Avery deu um assobio. Os cães lançaram a Jip um olhar desolado e, contrariados,

foram ter com o dono.

— Prenda-os.

Avery deu mostras de hesitação, abriu a boca para dizer qualquer coisa, mas em

seguida mudou de opinião e partiu na direção da quinta, com os animais atrás.

— Podes descer agora.

Muito lentamente, Jip tentou libertar uma perna e em seguida a outra. A cada

movimento, as pedras caíam em cascata, o que fez recuar os perseguidores.

— Acabem com isso, prendam-lhe as mãos atrás das costas — disse o homem

pálido, lançando um pedaço de corda a Addison Brackett.

— Está a ver que eu tinha razão quando disse que ele ia a correr refugiar-se junto

da professora — disse este orgulhosamente.

— Cale-se e amarre-o.

— Não te atrevas a fazer isso, Addison!

A professora! Era a professora que chegava a correr, descalça e com os cabelos

soltos.

Addison recuou de imediato.

A jovem mulher, ofegante, voltou-se para o xerife.

— O que significa isto, Sr. Glover? — perguntou.

O xerife mostrou-se embaraçado.

— Bem, menina, é que estes senhores têm um mandato de captura e...

— Um mandato assinado por Deus Todo-Poderoso?

Os seus olhos negros lançavam chispas. O homem pálido interpôs-se:

— Este assunto não lhe diz respeito, minha senhora. Tenho a lei a meu favor.

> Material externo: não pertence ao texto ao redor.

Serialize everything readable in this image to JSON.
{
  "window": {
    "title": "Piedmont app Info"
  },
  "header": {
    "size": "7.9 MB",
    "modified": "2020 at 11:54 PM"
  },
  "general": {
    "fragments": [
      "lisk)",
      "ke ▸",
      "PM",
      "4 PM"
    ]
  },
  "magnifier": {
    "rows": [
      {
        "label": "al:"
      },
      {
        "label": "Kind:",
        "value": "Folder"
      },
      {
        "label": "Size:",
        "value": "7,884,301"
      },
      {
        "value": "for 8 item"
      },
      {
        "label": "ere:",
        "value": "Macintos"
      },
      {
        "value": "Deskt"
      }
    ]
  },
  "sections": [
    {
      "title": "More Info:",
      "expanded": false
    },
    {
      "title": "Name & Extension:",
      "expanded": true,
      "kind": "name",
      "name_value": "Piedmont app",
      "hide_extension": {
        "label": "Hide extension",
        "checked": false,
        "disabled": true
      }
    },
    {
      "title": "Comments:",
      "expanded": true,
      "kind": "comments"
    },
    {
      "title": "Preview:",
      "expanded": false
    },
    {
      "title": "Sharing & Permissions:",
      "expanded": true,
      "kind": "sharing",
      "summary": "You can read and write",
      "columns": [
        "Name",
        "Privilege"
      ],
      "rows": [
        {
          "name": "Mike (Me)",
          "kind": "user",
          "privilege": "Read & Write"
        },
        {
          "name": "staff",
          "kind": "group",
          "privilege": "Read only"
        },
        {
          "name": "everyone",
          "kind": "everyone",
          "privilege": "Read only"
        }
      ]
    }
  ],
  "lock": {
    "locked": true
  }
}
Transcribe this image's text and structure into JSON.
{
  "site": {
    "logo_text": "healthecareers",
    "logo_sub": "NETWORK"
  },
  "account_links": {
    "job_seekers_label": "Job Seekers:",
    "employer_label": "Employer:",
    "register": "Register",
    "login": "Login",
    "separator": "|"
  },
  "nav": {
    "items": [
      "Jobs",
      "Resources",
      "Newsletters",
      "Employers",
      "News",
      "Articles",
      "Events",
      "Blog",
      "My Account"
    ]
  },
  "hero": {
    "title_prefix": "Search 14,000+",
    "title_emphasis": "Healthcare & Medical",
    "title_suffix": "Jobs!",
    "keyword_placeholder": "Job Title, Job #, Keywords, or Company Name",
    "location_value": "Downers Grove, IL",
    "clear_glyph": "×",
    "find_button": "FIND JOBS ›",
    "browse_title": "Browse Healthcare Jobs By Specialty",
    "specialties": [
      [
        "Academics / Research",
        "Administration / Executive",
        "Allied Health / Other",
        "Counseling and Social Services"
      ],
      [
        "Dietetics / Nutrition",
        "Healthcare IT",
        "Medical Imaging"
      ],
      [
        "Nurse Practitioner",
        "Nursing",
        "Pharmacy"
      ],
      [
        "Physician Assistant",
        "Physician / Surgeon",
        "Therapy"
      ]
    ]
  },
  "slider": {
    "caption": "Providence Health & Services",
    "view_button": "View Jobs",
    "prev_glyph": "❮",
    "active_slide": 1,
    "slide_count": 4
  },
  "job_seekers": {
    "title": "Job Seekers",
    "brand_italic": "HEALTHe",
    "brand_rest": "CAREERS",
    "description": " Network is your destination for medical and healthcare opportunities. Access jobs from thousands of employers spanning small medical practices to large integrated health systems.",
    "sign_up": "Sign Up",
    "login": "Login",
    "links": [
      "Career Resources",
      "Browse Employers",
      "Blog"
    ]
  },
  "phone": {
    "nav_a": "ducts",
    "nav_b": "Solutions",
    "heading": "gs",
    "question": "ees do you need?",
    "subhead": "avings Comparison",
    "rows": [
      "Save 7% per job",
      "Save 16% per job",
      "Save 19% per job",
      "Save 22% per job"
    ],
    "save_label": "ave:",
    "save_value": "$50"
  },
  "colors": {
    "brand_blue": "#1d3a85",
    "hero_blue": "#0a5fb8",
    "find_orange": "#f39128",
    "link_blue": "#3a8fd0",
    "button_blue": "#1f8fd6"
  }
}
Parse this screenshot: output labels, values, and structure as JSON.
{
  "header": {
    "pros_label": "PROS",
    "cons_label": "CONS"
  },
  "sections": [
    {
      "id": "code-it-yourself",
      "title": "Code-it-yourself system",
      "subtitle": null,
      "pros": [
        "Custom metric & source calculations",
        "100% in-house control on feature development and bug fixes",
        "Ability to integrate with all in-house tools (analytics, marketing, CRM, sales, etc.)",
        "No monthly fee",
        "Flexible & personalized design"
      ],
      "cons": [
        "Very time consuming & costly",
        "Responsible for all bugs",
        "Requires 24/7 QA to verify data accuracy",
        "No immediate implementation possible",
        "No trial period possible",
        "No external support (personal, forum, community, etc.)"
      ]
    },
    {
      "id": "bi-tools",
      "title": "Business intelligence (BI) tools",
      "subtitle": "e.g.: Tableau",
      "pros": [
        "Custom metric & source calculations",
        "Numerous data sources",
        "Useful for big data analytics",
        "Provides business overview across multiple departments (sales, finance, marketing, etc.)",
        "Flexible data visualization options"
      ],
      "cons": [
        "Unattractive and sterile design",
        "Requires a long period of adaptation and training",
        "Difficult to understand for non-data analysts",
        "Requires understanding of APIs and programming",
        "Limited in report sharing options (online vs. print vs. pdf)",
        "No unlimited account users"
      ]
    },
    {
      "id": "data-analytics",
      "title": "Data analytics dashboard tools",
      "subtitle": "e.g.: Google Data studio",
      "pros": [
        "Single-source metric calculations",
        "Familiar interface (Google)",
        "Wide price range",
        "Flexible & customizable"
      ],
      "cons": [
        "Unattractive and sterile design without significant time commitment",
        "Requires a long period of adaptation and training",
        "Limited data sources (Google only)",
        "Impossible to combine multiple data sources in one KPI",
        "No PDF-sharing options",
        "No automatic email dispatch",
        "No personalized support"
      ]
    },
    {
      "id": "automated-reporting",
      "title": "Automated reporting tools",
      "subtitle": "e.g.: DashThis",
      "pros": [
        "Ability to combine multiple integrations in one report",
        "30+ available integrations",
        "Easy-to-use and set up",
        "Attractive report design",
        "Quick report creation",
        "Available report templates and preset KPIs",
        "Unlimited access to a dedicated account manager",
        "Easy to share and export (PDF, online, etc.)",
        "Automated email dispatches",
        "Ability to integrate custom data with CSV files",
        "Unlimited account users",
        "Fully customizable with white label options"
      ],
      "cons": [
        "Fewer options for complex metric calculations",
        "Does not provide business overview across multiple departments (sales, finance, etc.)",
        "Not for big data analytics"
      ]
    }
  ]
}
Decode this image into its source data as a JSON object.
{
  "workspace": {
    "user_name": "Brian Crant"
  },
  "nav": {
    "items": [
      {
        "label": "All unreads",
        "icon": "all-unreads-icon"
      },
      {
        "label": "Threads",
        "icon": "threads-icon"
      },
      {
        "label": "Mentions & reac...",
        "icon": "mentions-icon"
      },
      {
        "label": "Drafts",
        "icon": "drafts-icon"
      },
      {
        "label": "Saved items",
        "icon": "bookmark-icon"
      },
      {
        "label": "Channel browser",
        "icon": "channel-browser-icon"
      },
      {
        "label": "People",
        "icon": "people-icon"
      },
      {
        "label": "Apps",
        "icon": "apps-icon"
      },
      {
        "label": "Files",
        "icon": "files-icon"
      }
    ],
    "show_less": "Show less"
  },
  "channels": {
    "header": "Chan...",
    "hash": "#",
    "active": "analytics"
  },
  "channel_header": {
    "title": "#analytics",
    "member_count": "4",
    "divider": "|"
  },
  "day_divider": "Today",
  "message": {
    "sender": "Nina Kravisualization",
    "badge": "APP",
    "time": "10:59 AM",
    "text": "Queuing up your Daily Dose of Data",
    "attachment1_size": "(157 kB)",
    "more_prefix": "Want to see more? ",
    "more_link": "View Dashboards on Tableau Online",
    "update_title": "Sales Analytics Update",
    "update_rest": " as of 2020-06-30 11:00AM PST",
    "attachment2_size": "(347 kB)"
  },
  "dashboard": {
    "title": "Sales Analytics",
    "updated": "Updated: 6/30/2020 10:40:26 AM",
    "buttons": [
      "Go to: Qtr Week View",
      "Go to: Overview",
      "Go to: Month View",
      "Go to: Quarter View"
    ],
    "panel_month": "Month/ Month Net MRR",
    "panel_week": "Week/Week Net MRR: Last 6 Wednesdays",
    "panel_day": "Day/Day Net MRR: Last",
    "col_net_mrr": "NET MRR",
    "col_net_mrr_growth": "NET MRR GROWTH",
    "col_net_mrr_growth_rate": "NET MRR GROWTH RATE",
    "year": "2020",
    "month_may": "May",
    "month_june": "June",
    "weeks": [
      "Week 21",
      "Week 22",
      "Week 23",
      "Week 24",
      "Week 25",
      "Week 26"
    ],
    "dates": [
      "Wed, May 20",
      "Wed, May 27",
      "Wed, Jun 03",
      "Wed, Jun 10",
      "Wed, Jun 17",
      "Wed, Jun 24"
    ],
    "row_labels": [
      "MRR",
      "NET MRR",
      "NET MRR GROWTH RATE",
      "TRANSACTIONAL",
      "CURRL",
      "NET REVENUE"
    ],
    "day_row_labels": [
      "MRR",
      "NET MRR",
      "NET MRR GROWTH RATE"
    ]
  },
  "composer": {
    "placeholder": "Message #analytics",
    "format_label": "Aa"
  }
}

Ela ia retorquir quando o caçador de escravos, que continuava a apontar a pistola

na direção de Jip, a interrompeu:

— Que som é este?

No silêncio do alvorecer elevava-se uma clara voz de tenor:

Verei em breve o Rei da glória,

Será a morte, será a morte?

A princípio, o rapazinho acreditou que era o espírito de Put que lhe dava a saber

que tudo estava bem, que o seu velho amigo já não sofria. Mas depressa se

apercebeu de que os outros também ouviam a voz. E viu-se aparecer na pradaria uma

silhueta alta e andrajosa, que avançava em direção a ele.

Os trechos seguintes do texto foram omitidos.